Though it felt like July in NYC it was actually almost Christmas, and in the evenings the waterfront and Calle Comercio were dotted with stalls selling gifts and holiday confections, and a skating rink with a synthetic "ice" surface was set up in front of the Puerto Rico Tourism Company's offices on Paseo de la Princesa. The line for skating snaked over itself several times the length of the rink.

We spent a few nights walking around in Santurce, the cool neighborhood in San Juan. We dropped in on an outdoor film screening at La Goyco, a community center repurposed from an old elementary school. We were too late to catch the movies but in time to listen to a panel, mostly in Spanish, from the filmmakers. It was a warm night and I sat in pleasant bafflement understanding about 50% of what was said. We'd walked deep down Calle Loíza looking for "limbers" which are a kind of frozen fruit juice served in plastic cups. That part of San Juan seems caught in a tussle between the cool jovenes living their lives and the rich colonial scum who want a pied-à-terre on the beach. There was a scruffy but impressive community library ("Libros Libres") on the corner of Calle del Parque; a block away, million dollar condos at Gallery Plaza. I know, that's always how it is! We hung out and watched people dance outside the market stalls at La Placita while we ate alcapurrias. (I don't know if I like 'em.) Another night we cut through the concrete courtyard of an apartment building in Parque down to the beach and walked along the water's edge in the dark towards Condado til we reached what looked like a pier half buried in the sand. A huge shape, some kind of industrial hulk, protruded from one end. What was it? We walked closer to see. Oh, a big sewage outflow: "NO SWIMMING." We walked back up to the road.

We went to the Art Museum, and the Contemporary Art Museum (with its Big Ass Fans) and the tiny Museo de San Juan, mere feet from the Inn.

On our last day we visited Save-A-Gato, the cat sanctuary in Old San Juan, a short walk down Calle Norzagaray from the hotel. The sanctuary itself is a small, unassuming building between some basketball courts and one of the buildings of a nearby design school. Didn't seem big enough to accommodate visitors, and it didn't look open anyway. But the surrounding "Parque de los Gatos," a scrubby lawn with a large banyan tree presiding over it, is where all the cats were. Dozens of them, scruffy, skinny, limping; alternately missing ears, eyes, tail tips. But they all seemed pretty satisifed with their lot. Some were friendly and affectionate, most of them indifferent to the handful of people who were carefully stepping around the turds to get a look at them. From there we walked down to Paseo del Morro and traced the ancient sea wall around the Fort until we got too hot. In the evening, we went down to the Cementerio Santa María Magdalena de Pazzi, the necropolis at the end of a short road from El Morro where you can see the waves crashing out beyond the array of white headstones. Time stops for a moment.
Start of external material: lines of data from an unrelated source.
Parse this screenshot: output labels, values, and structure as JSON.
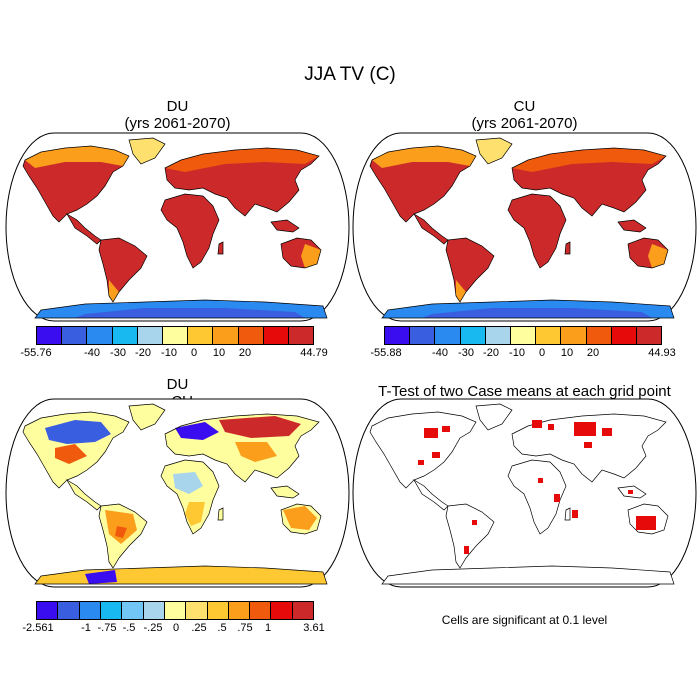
{
  "figure_title": "JJA TV (C)",
  "panels": [
    {
      "title": "DU",
      "subtitle": "(yrs 2061-2070)"
    },
    {
      "title": "CU",
      "subtitle": "(yrs 2061-2070)"
    },
    {
      "title": "DU",
      "subtitle": "- CU"
    },
    {
      "title": "T-Test of two Case means at each grid point"
    }
  ],
  "colorbars": [
    {
      "colors": [
        "#3a0df0",
        "#3a5ee0",
        "#2a8af0",
        "#18b8f0",
        "#a8d4ec",
        "#fefe9e",
        "#fec832",
        "#fa9e1c",
        "#f05a0c",
        "#e60a0a",
        "#cc2a2a"
      ],
      "labels": [
        "-55.76",
        "-40",
        "-30",
        "-20",
        "-10",
        "0",
        "10",
        "20",
        "44.79"
      ]
    },
    {
      "colors": [
        "#3a0df0",
        "#3a5ee0",
        "#2a8af0",
        "#18b8f0",
        "#a8d4ec",
        "#fefe9e",
        "#fec832",
        "#fa9e1c",
        "#f05a0c",
        "#e60a0a",
        "#cc2a2a"
      ],
      "labels": [
        "-55.88",
        "-40",
        "-30",
        "-20",
        "-10",
        "0",
        "10",
        "20",
        "44.93"
      ]
    },
    {
      "colors": [
        "#3a0df0",
        "#3a5ee0",
        "#2a8af0",
        "#18b8f0",
        "#72c6f6",
        "#a8d4ec",
        "#fefe9e",
        "#fee06e",
        "#fec832",
        "#fa9e1c",
        "#f05a0c",
        "#e60a0a",
        "#cc2a2a"
      ],
      "labels": [
        "-2.561",
        "-1",
        "-.75",
        "-.5",
        "-.25",
        "0",
        ".25",
        ".5",
        ".75",
        "1",
        "3.61"
      ]
    }
  ],
  "significance_note": "Cells are significant at 0.1 level",
  "colors": {
    "sig": "#e60a0a",
    "land_outline": "#000000"
  }
}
Back up on the broad green lawn of the park, dozens of people were walking, sitting, and flying kites. As it happened Nina had never flown a kite before, and there was a woman selling kites and other picnic tack from the back of a van near the entrance to the Fort. We bought the cheapest kite, printed with a picture of a wizard astride a great golden dragon; unspooled the line, and ran it up into the sky. The sea wind by the Fort carried it up rapidly, and it we took turns tugging the bridle back and forth to keep it aloft. There's a real pleasant disorientation that comes with flying a kite out where the sky is really huge and the sun has just set and you're in a huge field that's full of people but it feels like it's only you and the sky wheeling above.


Once it got truly dark we placed the kite on a low stone wall near the rotary on Calle del Morro where people were leaving behind things that could be reused. We'll come back for it in ten years.